At the beginning of the study, researchers took a complete blood cell count, and repeated these measurements at regular intervals up to 24 months. Of the patients enrolled in the heart failure study, 23 percent were anemic. Anemic patients tended to be older, have diabetes and to have worse heart failure.

The researchers found that the quartile of patients with the largest average decreases in Hgb over 12 months (defined as an average decrease of 1.6 g/dL, from 14.2 to 12.6 g/dL) experienced 47 percent more hospitalizations and 60 percent more deaths, compared to those in the quartile that exhibited an insignificant (0.10 g/dL) change in hemoglobin during 12 months.

The researchers report that an increase in Hgb was associated with a 22 percent lower death rate in patients with anemia, compared to 21 percent without anemia, at the start of the study.

Patients who had anemia at the start of the study or whose Hgb decreased during the study had worse heart failure and an associated elevation of several other risk factors for heart disease, including neurohormones and C-reactive protein.

"If you are a heart failure patient and your hemoglobin drops, then you are at a greater risk of having problems. What remains unclear, however, is the ideal level of hemoglobin to be achieved in patients with heart failure," he said.

Researchers said one of the causes of anemia may be related to iron deficiency in heart failure patients because of malabsorption, nutritional deficiencies and impaired metabolism. Hemodilution (excess fluid retention) may also contribute to anemia in heart failure patients.

Researchers don't know if anemia worsens heart failure or if it is a marker of heart failure severity, or what effect raising hemoglobin will have on the heart's function.

"It is important to pursue hemoglobin's role in the risk of death and complications in heart failure patients," Anand said.

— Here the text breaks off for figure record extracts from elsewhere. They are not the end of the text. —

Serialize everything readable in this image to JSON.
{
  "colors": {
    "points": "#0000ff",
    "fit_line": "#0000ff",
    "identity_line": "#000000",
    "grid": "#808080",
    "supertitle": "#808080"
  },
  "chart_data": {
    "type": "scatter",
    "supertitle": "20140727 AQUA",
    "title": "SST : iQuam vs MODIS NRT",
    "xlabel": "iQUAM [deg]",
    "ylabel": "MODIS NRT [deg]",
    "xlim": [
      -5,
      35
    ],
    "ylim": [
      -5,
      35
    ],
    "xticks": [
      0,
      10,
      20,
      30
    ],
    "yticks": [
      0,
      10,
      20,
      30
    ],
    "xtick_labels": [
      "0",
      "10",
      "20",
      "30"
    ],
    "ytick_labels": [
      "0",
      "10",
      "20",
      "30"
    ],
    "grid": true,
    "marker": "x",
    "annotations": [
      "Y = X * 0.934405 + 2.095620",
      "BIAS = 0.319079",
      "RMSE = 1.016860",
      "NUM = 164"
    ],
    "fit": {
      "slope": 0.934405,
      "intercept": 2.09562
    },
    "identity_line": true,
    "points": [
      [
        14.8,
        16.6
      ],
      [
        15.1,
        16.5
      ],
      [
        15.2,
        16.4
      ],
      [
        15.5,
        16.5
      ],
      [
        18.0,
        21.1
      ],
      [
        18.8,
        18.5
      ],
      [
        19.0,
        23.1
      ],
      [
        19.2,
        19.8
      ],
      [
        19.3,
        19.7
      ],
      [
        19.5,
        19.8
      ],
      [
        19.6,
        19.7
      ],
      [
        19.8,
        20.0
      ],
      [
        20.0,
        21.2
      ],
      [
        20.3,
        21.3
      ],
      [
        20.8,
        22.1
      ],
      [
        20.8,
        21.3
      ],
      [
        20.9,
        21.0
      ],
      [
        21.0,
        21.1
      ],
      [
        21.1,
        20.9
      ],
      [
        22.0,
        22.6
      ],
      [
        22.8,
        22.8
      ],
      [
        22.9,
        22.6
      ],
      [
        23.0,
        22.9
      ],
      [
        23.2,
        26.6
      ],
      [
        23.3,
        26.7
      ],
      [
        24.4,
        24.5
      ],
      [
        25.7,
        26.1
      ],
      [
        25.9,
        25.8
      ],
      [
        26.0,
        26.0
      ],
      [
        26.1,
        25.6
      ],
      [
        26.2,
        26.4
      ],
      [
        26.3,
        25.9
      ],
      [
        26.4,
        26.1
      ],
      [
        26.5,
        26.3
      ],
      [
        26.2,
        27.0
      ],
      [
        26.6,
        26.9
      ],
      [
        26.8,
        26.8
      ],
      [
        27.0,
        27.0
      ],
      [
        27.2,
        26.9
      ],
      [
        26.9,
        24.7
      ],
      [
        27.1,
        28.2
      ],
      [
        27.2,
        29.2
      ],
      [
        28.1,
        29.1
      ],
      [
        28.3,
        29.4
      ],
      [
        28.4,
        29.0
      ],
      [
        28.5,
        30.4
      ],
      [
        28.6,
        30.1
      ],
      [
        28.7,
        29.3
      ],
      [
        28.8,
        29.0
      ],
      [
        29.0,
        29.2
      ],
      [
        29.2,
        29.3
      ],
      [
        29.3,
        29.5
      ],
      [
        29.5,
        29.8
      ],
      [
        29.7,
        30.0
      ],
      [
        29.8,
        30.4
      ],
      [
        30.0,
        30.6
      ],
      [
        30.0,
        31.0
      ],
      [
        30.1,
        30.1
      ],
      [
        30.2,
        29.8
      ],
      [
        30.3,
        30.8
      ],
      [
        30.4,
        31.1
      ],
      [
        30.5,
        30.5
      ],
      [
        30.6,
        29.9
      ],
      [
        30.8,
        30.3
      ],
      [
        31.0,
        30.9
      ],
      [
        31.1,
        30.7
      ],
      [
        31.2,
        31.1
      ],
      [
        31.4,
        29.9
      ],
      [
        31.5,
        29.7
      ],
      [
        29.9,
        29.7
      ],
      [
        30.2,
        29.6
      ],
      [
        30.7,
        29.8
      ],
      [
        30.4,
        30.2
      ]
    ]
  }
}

"The lifetime risk for developing heart failure for men and women at age 40 is one in five. If 30 percent to 60 percent of these people are at higher risk for death and complications because of low hemoglobin, we might have an opportunity to treat these patients," he said. "Treatment for anemia is relatively simple, with iron supplements, multivitamins or drugs. However, we do not yet know if treatment is the best strategy and what the goals of treatment should be."

Co-authors are Michael A. Kuskowski, Ph.D.; Thomas S. Rector, Ph.D.; Viorel G. Florea, M.D.; Robert D. Glazer, M.D.; Allen Hester, Ph.D.; Yann Tong Chiang, Ph.D.; Nora Aknay; Aldo P. Maggioni, M.D.; Cristina Opasich, M.D.; Roberto Latini, M.D.; and Jay N. Cohn, M.D.


The study was funded by a grant from Novartis Pharmaceuticals AG, Basel, Switzerland. Drs. Glazer and Chiang, and Nora Aknay are employees of Novartis Pharmaceuticals Corporation.

Statements and conclusions of study authors that are published in the American Heart Association scientific journals are solely those of the study authors and do not necessarily reflect association policy or position. The American Heart Association makes no representation or warranty as to their accuracy or reliability.